Semantic versioning with Drupal and Git Flow

2014-10-21 00:00:00 +0000 UTC

An organized git branching model is essential for managing complexity on long-running Drupal projects. Without it, chaos ensues.

In this post, I’ll outline an approach for how to use the popular git flow methodology along with semantic versioning to organize your Drupal project. While this post is targeted towards Drupal 7, the same technique can easily be used with Drupal 8 or 6.

Git workflow

On small / medium Drupal projects, I’ve found that a simple GitHub Flow suffices. What is GitHub Flow? In a nutshell: whatever is merged into master is deployable; features or bug fixes should branch off master, and when they are ready, merged into master and deployed. Simple. And as the author of GithHub Flow states:

Git itself is fairly complex to understand, making the workflow that you use with it more complex than necessary is simply adding more mental overhead to everybody’s day. I would always advocate using the simplest possible system that will work for your team and doing so until it doesn’t work anymore and then adding complexity only as absolutely needed.

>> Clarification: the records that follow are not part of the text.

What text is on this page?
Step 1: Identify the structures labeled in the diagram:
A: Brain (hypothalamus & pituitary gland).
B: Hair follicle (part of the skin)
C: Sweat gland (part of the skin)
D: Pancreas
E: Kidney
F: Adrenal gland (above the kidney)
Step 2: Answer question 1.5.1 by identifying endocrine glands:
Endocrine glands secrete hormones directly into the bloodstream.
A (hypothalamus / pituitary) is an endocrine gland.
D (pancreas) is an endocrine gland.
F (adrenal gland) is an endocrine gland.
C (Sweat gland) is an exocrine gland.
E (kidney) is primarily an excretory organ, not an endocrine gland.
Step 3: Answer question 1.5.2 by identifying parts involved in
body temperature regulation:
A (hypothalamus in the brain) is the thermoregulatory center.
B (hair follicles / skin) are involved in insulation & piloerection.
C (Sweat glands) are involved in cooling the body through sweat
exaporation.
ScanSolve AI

If GitHub Flow sounds like it will suit your needs, then you don’t need to finish reading the rest of this. But for larger projects with multiple developers and a longer timeline for development, read on.

Git flow

A great overview of git-flow is outlined in this document.

The summary is:

  1. Branch off of develop for feature development. When the feature is ready for client review and contains non-breaking changes, merge into develop
  2. When it’s time to release code to production, branch off of develop and create a release/* branch. Increment versions.
  3. When the release is ready, merge into master and tag a release. Checkout the tagged release in production. Merge the release back into develop.
  4. If an urgent issue or bug needs to be addressed, a hotfix branch can be created off of master, but hotfix branches should not be used to push features more rapidly, only to deal with bugs or security issues.

Typically, we’d then have tagged releases from master deployed to production while develop, release/* or feature/* branches would be deployed to dev/staging environments for peer review.

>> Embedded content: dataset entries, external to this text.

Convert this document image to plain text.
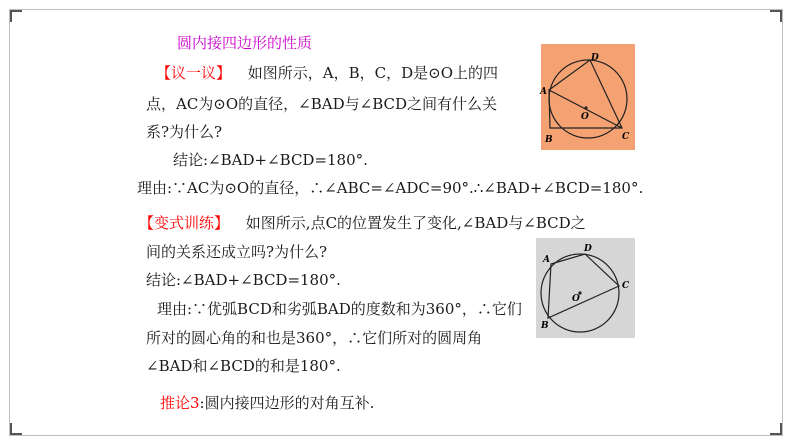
圆内接四边形的性质
【议一议】 如图所示，A，B，C，D是⊙O上的四
点，AC为⊙O的直径，∠BAD与∠BCD之间有什么关
系?为什么?
结论:∠BAD+∠BCD=180°.
理由:∵AC为⊙O的直径，∴∠ABC=∠ADC=90°.∴∠BAD+∠BCD=180°.
A
D
C
B
O
【变式训练】 如图所示,点C的位置发生了变化,∠BAD与∠BCD之
间的关系还成立吗?为什么?
结论:∠BAD+∠BCD=180°.
理由:∵优弧BCD和劣弧BAD的度数和为360°，∴它们
所对的圆心角的和也是360°，∴它们所对的圆周角
∠BAD和∠BCD的和是180°.
A
D
C
B
O
推论3:圆内接四边形的对角互补.
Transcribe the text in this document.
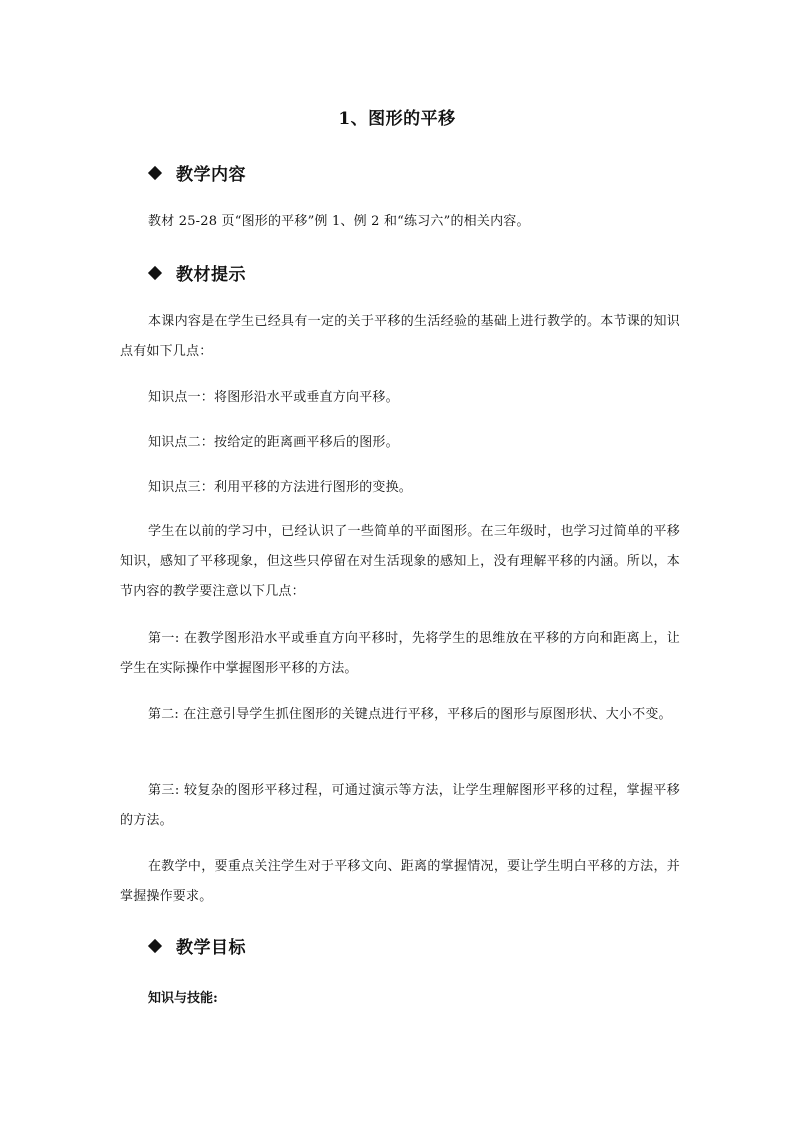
1、图形的平移
教学内容
教材 25-28 页“图形的平移”例 1、例 2 和“练习六”的相关内容。
教材提示
本课内容是在学生已经具有一定的关于平移的生活经验的基础上进行教学的。本节课的知识点有如下几点：
知识点一：将图形沿水平或垂直方向平移。
知识点二：按给定的距离画平移后的图形。
知识点三：利用平移的方法进行图形的变换。
学生在以前的学习中，已经认识了一些简单的平面图形。在三年级时，也学习过简单的平移知识，感知了平移现象，但这些只停留在对生活现象的感知上，没有理解平移的内涵。所以，本节内容的教学要注意以下几点：
第一: 在教学图形沿水平或垂直方向平移时，先将学生的思维放在平移的方向和距离上，让学生在实际操作中掌握图形平移的方法。
第二: 在注意引导学生抓住图形的关键点进行平移，平移后的图形与原图形状、大小不变。
第三: 较复杂的图形平移过程，可通过演示等方法，让学生理解图形平移的过程，掌握平移的方法。
在教学中，要重点关注学生对于平移文向、距离的掌握情况，要让学生明白平移的方法，并掌握操作要求。
教学目标
知识与技能:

You’ll note that in step #2 above, git flow requires us to increment versions for a new release.

Well, how should we decide what version numbers to use?

Semantic versioning

One of the nice improvements in Drupal 8 is the adoption of semantic versioning for Drupal core. Semantic versioning is the idea that you can understand the significance of a project update by looking at the version number. From semver.org:

Given a version number MAJOR.MINOR.PATCH, increment the:

  • MAJOR version when you make incompatible API changes,
  • MINOR version when you add functionality in a backwards-compatible manner, and
  • PATCH version when you make backwards-compatible bug fixes.

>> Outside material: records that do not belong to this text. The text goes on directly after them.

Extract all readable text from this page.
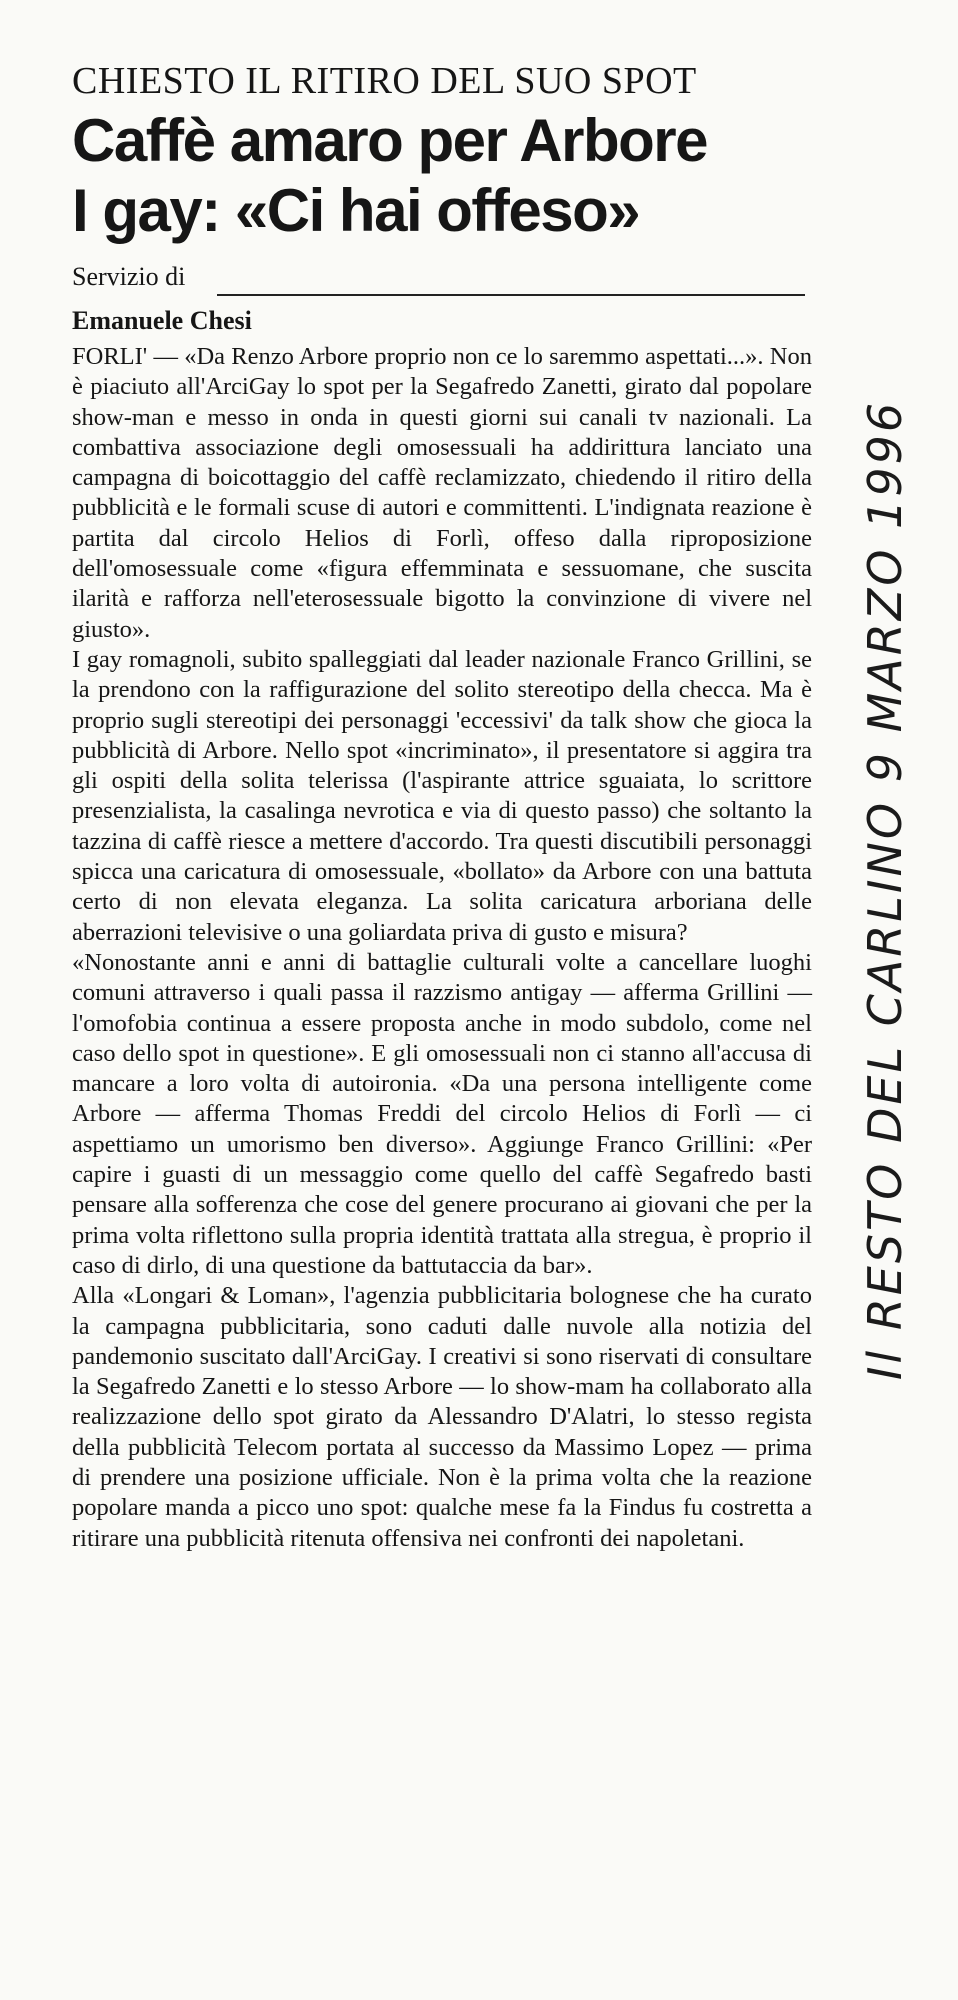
CHIESTO IL RITIRO DEL SUO SPOT
Caffè amaro per Arbore
I gay: «Ci hai offeso»
Servizio di
Emanuele Chesi

FORLI' — «Da Renzo Arbore proprio non ce lo saremmo aspettati...». Non è piaciuto all'ArciGay lo spot per la Segafredo Zanetti, girato dal popolare show-man e messo in onda in questi giorni sui canali tv nazionali. La combattiva associazione degli omosessuali ha addirittura lanciato una campagna di boicottaggio del caffè reclamizzato, chiedendo il ritiro della pubblicità e le formali scuse di autori e committenti. L'indignata reazione è partita dal circolo Helios di Forlì, offeso dalla riproposizione dell'omosessuale come «figura effemminata e sessuomane, che suscita ilarità e rafforza nell'eterosessuale bigotto la convinzione di vivere nel giusto».

I gay romagnoli, subito spalleggiati dal leader nazionale Franco Grillini, se la prendono con la raffigurazione del solito stereotipo della checca. Ma è proprio sugli stereotipi dei personaggi 'eccessivi' da talk show che gioca la pubblicità di Arbore. Nello spot «incriminato», il presentatore si aggira tra gli ospiti della solita telerissa (l'aspirante attrice sguaiata, lo scrittore presenzialista, la casalinga nevrotica e via di questo passo) che soltanto la tazzina di caffè riesce a mettere d'accordo. Tra questi discutibili personaggi spicca una caricatura di omosessuale, «bollato» da Arbore con una battuta certo di non elevata eleganza. La solita caricatura arboriana delle aberrazioni televisive o una goliardata priva di gusto e misura?

«Nonostante anni e anni di battaglie culturali volte a cancellare luoghi comuni attraverso i quali passa il razzismo antigay — afferma Grillini — l'omofobia continua a essere proposta anche in modo subdolo, come nel caso dello spot in questione». E gli omosessuali non ci stanno all'accusa di mancare a loro volta di autoironia. «Da una persona intelligente come Arbore — afferma Thomas Freddi del circolo Helios di Forlì — ci aspettiamo un umorismo ben diverso». Aggiunge Franco Grillini: «Per capire i guasti di un messaggio come quello del caffè Segafredo basti pensare alla sofferenza che cose del genere procurano ai giovani che per la prima volta riflettono sulla propria identità trattata alla stregua, è proprio il caso di dirlo, di una questione da battutaccia da bar».

Alla «Longari & Loman», l'agenzia pubblicitaria bolognese che ha curato la campagna pubblicitaria, sono caduti dalle nuvole alla notizia del pandemonio suscitato dall'ArciGay. I creativi si sono riservati di consultare la Segafredo Zanetti e lo stesso Arbore — lo show-mam ha collaborato alla realizzazione dello spot girato da Alessandro D'Alatri, lo stesso regista della pubblicità Telecom portata al successo da Massimo Lopez — prima di prendere una posizione ufficiale. Non è la prima volta che la reazione popolare manda a picco uno spot: qualche mese fa la Findus fu costretta a ritirare una pubblicità ritenuta offensiva nei confronti dei napoletani.

Il RESTO DEL CARLINO 9 MARZO 1996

How can we use this in our Drupal project? Using the following notation: 7.x-MAJOR.MINOR-rcPATCH. So, if you have a custom module like myproject_deploy, its version number might look like 7.x-1.0-rc0. Let’s add some bug fixes: 7.x-1.0-rc1. Ok, how about new functionality in a backwards-compatible manner? 7.x-1.1-rc0. And if we make incompatible API changes? 7.x-2.0-rc0. Simple enough.

Automation

When I’ve used this workflow, I use the policy of updating every custom module, theme and install profile’s version number when creating a new release. In addition to making it clear which version of a site’s code you are using, this also means we can standardize hook_update_N() implementations across all custom modules.

Now, we don’t want to increment every custom package version by hand, so let’s use a Drush script to automate the process. Now, whenever git-flow prompts you to bump versions, you can run drush @myproject.local php-script /path/to/bump-versions.php.